The bank is obtaining the necessary approval to upgrade the Shanghai representative office to full branch status. Also, the bank is committed to the “Green Channel”, a convenient one-stop platform of premium banking services in the Greater China region, for the VIP customers of the three banks: Shanghai Commercial Bank in Hong Kong, Bank of Shanghai on Mainland China and The Shanghai Commercial & Savings Bank in Taiwan. The redevelopment project of the Head Office building, together with the adjacent plot, is proceeding on course. The bank has engaged the award winning Rocco Design Architects Limited as the project’s architectural firm. The general building plan is expected to be finalised some time in 2010 and demolition of the current structures will commence in mid-2011.[citation needed]
Group History
Historically, the Shanghai Commercial Bank was originally founded in Shanghai in 1915 under the leadership of Mr. K.P. Chen (1881–1976), a graduate of the University of Pennsylvania's Wharton School of Finance. The bank expanded in the late 1920s and early 1930s, endured the period of Japanese aggression, and re-established itself in Taiwan and Hong Kong after the rise of Communism in mainland China in late 1949.

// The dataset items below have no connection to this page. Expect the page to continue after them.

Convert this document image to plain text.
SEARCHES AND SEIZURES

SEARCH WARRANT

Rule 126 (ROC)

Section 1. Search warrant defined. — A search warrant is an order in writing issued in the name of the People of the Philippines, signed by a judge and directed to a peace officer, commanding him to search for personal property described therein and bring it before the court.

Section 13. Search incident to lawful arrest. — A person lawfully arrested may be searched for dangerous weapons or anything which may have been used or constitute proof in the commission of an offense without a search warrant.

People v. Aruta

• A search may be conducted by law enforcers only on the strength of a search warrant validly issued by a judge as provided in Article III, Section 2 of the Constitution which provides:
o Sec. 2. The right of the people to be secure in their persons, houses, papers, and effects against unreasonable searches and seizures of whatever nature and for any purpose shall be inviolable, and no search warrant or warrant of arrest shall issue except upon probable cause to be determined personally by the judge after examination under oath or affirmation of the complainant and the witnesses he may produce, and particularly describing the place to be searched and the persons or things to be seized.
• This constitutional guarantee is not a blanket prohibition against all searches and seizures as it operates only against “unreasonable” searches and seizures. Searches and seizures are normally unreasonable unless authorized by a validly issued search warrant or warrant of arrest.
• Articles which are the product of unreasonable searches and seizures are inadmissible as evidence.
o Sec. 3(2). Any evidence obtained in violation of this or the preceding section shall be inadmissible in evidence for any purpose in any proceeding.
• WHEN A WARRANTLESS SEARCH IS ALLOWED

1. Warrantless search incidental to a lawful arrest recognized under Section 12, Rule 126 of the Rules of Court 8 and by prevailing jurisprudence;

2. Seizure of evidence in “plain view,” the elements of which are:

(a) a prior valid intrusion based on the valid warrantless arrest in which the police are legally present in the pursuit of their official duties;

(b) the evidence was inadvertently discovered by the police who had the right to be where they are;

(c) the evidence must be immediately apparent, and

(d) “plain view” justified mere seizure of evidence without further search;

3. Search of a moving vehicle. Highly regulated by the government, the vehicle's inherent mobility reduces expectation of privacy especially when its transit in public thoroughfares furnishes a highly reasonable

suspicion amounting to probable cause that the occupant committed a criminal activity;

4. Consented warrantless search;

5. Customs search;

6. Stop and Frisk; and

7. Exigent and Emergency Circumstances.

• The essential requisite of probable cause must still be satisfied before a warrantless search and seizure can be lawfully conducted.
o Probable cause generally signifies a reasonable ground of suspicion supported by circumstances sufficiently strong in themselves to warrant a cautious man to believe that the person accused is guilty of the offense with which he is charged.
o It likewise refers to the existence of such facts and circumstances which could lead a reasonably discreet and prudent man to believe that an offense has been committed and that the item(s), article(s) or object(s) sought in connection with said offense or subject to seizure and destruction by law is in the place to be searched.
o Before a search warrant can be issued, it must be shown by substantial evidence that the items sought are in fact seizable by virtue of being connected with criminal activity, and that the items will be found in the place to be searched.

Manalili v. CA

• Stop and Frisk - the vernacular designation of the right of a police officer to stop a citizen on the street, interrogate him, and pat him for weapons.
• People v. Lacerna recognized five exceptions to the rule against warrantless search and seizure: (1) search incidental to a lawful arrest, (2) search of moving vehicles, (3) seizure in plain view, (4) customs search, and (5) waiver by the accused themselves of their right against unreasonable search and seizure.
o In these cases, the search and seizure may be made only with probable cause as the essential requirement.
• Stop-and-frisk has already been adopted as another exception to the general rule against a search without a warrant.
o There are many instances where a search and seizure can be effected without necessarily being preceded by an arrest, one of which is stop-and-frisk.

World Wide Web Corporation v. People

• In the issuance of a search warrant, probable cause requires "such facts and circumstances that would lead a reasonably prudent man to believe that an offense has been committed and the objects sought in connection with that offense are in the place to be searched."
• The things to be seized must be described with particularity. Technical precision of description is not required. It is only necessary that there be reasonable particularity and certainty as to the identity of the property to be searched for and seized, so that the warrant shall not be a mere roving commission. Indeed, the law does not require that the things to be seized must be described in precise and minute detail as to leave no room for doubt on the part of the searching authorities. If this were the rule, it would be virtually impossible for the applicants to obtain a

The Shanghai Commercial Bank was established in Hong Kong in 1950. It is majority owned by the Shanghai Commercial and Savings Bank of Taiwan, which itself was only allowed to re-establish its head office in Taipei in 1954. Both parts of the bank, in Hong Kong and Taiwan, rebuilt themselves from the 1960s-1980s as both economies prospered. Today, the SCB has re-established itself in Shanghai with a stake in the Bank of Shanghai.
It also advertises, to an extent, its link to Bank of Shanghai and SCSB with the slogan "Bank of Shanghai in 3 regions on both sides of the Strait".